Data set for the article "Refining Protein Amide I Spectrum Simulations with Simple yet Effective Electrostatic Models for Local Wavenumbers and Dipole Derivative Magnitudes" published by Baronio & Barth in Physical Chemistry Chemical Physics

Analysis of the amide I band of proteins is probably the most wide-spread application of bioanalytical infrared spectroscopy. Although highly desirable for a more detailed structural interpretation, a quantitative description of this absorption band is still difficult. This work optimized several electrostatic models with the aim to reproduce the effect of the protein environment on the intrinsic wavenumber of a local amide I oscillator. We considered the main secondary structures – α-helices, parallel and antiparallel β-sheets – with a maximum of 21 amide groups. The models were based on the electric potential and/or the electric field component along the C=O bond at up to four atoms in an amide group. They were bench-marked by comparison to Hessian matrices reconstructed from density functional theory calculations at the BPW91, 6-31G** level. The performance of the electrostatic models depended on the charge set used to calculate the electric field and potential. Gromos and DSSP charge sets, used in common force fields, were not optimal for the better performing models. A good compromise between performance and the stability of model parameters was achieved by a model that considered the electric field at the positions of the oxygen, nitrogen, and hydrogen atoms of the considered amide group. The model describes also some aspects of the local conformation effect and performs similar on its own as in combination with an explicit implementation of the local conformation effect. It is better than a combination of a local hydrogen bonding model with the local conformation effect. Even though the short-range hydrogen bonding model performs worse, it captures important aspects of the local wavenumber sensitivity to the molecular surroundings. We improved also the description of the coupling between local amide I oscillators by developing an electrostatic model for the dependency of the dipole derivative magnitude on the protein environment.

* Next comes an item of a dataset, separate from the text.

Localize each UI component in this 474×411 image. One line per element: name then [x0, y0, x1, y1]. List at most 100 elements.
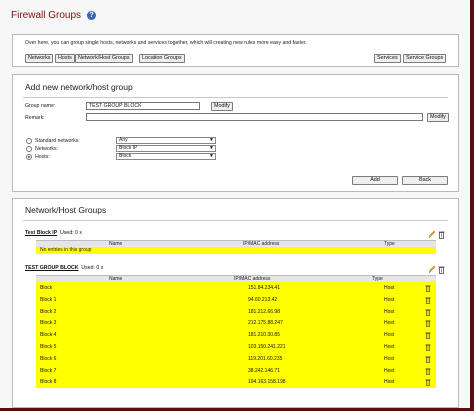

蛋白质酰胺I带（amide I band）分析或许是生物分析红外光谱学（bioanalytical infrared spectroscopy）应用最为广泛的场景之一。尽管人们迫切希望通过该吸收带实现更精细的结构解析，对其进行定量描述仍颇具挑战。本研究优化了多款静电学模型，旨在复现蛋白质环境对局部酰胺I振子（amide I oscillator）本征波数的影响。我们选取了三类主要二级结构——α螺旋、平行与反平行β折叠——所对应的至多21个酰胺基团作为研究对象。这些模型基于酰胺基团内最多四个原子处沿C=O键方向的电势及/或电场分量构建。我们通过与BPW91、6-31G**级别密度泛函理论（density functional theory）计算重构得到的黑塞（Hessian）矩阵进行对比，完成了模型的基准测试。静电学模型的性能取决于计算电场与电势时所采用的电荷集（charge set）。常见分子力场（force field）中所采用的Gromos与DSSP电荷集，并非性能更优模型的最优选择。一款同时考量目标酰胺基团内氧、氮、氢原子处电场的模型，在模型性能与参数稳定性之间实现了良好平衡。该模型可描述局部构象效应的部分特征，且单独使用时的表现与结合局部构象效应显式实现方案时相当。其性能优于局部氢键模型与局部构象效应的组合方案。尽管短程氢键模型的表现稍逊，但它能够捕捉到局部波数对分子环境敏感性的关键特征。此外，我们还针对偶极导数幅值（dipole derivative magnitude）随蛋白质环境的变化关系构建了静电学模型，从而优化了局部酰胺I振子间耦合效应的描述方式。